Explanation – For the purpose of this section, “cruelty” means –
(a) any wilful conduct which is of such a nature as is likely to drive the woman to commit suicide or to cause grave injury or danger to life, limb or health (whether mental or physical) of the woman; or
(b) harassment of the woman where such harassment is with a view to coercing her or any person related to her to meet any unlawful demand for any property or valuable security or is on account of failure by her or any person related to her to meet such demand.
Law abused by those it set out to protect
However, like every other good law, Section 498A also fell prey to misuse by conniving women and greedy lawyers. The law “made to save lives, has taken many lives,” concurs activist Deepika Narayan Bhardwaj whose documentary titled Martyrs of Marriage narrates first-person tales of various victims of the misuse of the anti-dowry Section 498A.
Deepika had personally experienced the tyranny of 498A when ‘a cousin was falsely accused in a dowry case by his wife’. She was appalled at the helplessness of the family who were told the fight was against a system biased against men. Her experience made her empathise with other men and their families who have no support – legal or otherwise – in such situations. The suicide video of a Bengaluru-based techie Syed Ahmed Makhdoom, harassed by his estranged wife and her parents and prevented from seeing his five-year-old son, drove her to make the documentary.
Crime data gives the real picture
The low conviction rate in such cases is proof that anti-dowry laws have proved to be unsuccessful. According to the National Crime Records Bureau’s (NCRB) data, nearly 200,000 people were arrested over dowry offences in 2012, but only 14.4 per cent of the accused were convicted. The intent of legislature is not met, and the strict provisions of the law only meant that the chances of conciliation or settlement between the husband and the wife were bleak.

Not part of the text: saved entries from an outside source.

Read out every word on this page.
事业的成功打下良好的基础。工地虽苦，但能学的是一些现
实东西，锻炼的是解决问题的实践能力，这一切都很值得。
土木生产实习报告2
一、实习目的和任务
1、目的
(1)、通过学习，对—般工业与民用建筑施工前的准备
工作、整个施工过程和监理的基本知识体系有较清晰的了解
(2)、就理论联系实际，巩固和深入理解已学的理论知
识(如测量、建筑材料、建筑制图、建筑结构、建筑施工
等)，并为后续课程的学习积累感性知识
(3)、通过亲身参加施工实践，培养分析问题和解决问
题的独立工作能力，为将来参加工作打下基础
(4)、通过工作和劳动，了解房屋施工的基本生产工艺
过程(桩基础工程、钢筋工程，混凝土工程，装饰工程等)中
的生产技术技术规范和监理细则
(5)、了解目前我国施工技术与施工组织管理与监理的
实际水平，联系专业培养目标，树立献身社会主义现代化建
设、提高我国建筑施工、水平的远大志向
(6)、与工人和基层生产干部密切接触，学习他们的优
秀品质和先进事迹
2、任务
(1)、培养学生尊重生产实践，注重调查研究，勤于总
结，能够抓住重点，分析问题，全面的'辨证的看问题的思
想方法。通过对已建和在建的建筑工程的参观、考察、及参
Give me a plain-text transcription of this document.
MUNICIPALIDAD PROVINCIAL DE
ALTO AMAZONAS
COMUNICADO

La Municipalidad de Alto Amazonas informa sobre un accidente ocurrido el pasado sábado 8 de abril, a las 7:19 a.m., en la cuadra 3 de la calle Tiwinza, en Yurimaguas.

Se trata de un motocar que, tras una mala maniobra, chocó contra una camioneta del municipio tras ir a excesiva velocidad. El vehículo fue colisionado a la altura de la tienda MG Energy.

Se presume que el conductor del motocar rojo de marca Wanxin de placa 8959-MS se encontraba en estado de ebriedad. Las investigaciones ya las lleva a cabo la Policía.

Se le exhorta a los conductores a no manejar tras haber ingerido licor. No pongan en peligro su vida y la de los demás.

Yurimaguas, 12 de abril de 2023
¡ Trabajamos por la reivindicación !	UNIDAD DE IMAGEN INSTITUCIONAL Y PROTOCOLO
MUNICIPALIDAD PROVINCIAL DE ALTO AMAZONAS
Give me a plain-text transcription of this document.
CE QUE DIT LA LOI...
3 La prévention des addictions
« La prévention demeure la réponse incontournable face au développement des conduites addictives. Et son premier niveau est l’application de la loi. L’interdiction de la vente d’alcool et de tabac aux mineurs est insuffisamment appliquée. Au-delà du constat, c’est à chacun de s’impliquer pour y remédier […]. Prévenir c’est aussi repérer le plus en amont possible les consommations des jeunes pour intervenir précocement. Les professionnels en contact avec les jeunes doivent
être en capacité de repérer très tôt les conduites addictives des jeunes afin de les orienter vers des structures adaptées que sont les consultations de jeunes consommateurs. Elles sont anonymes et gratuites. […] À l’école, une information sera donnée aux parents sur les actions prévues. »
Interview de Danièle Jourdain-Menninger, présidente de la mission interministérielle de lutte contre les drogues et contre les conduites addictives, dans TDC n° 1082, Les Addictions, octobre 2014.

The NCRB data also revealed between 2006 -2016, for every case that resulted in a conviction, five other cases resulted in an acquittal and one case was withdrawn with the net result being that only one out of every seven cases resulted in a conviction. At the end of 2006, 2,06,000 cases were pending, and this number increased to 5,15,000 cases by the end of 2016, an increase of more than 150 per cent in 11 years.
A complaint under Section 498A enabled immediate arrest and imprisonment of the accused – the husband and/or family members. Section 498A is the most abused law in the country. It is routinely ‘used’ by resentful women to harass the husband and in-laws even at the cost of ripping the family apart.
Lacunae in the legal system addressed
In July 2017, the Supreme Court passed an order preventing ‘immediate arrests’ of the husband and his family under Section 498A and asked the States to set up Family Welfare Committees to prevent ‘misuse’ of the law and probe the veracity of complaints filed under this section. The Court noted the law is being increasingly “misused by some disgruntled wives” to frame their husbands and his relatives.
Soon after, women groups and NGOs protested the order saying it has diluted the original intent of the law. In September 2018, the Supreme Court, reversing the previous order, restored the immediate arrest provision but inserted a rider that those arrested could approach the court for bail. “There should be gender justice for women as dowry has a chilling effect on marriage on the one hand, and on the other hand, there is right to life and personal liberty of the man,” the bench had said.
It is important to have a law to protect the weak but the responsibility lies on the judiciary and the executive to ensure the spirit of the law in maintained and the law should not defeat the purpose for which it was made.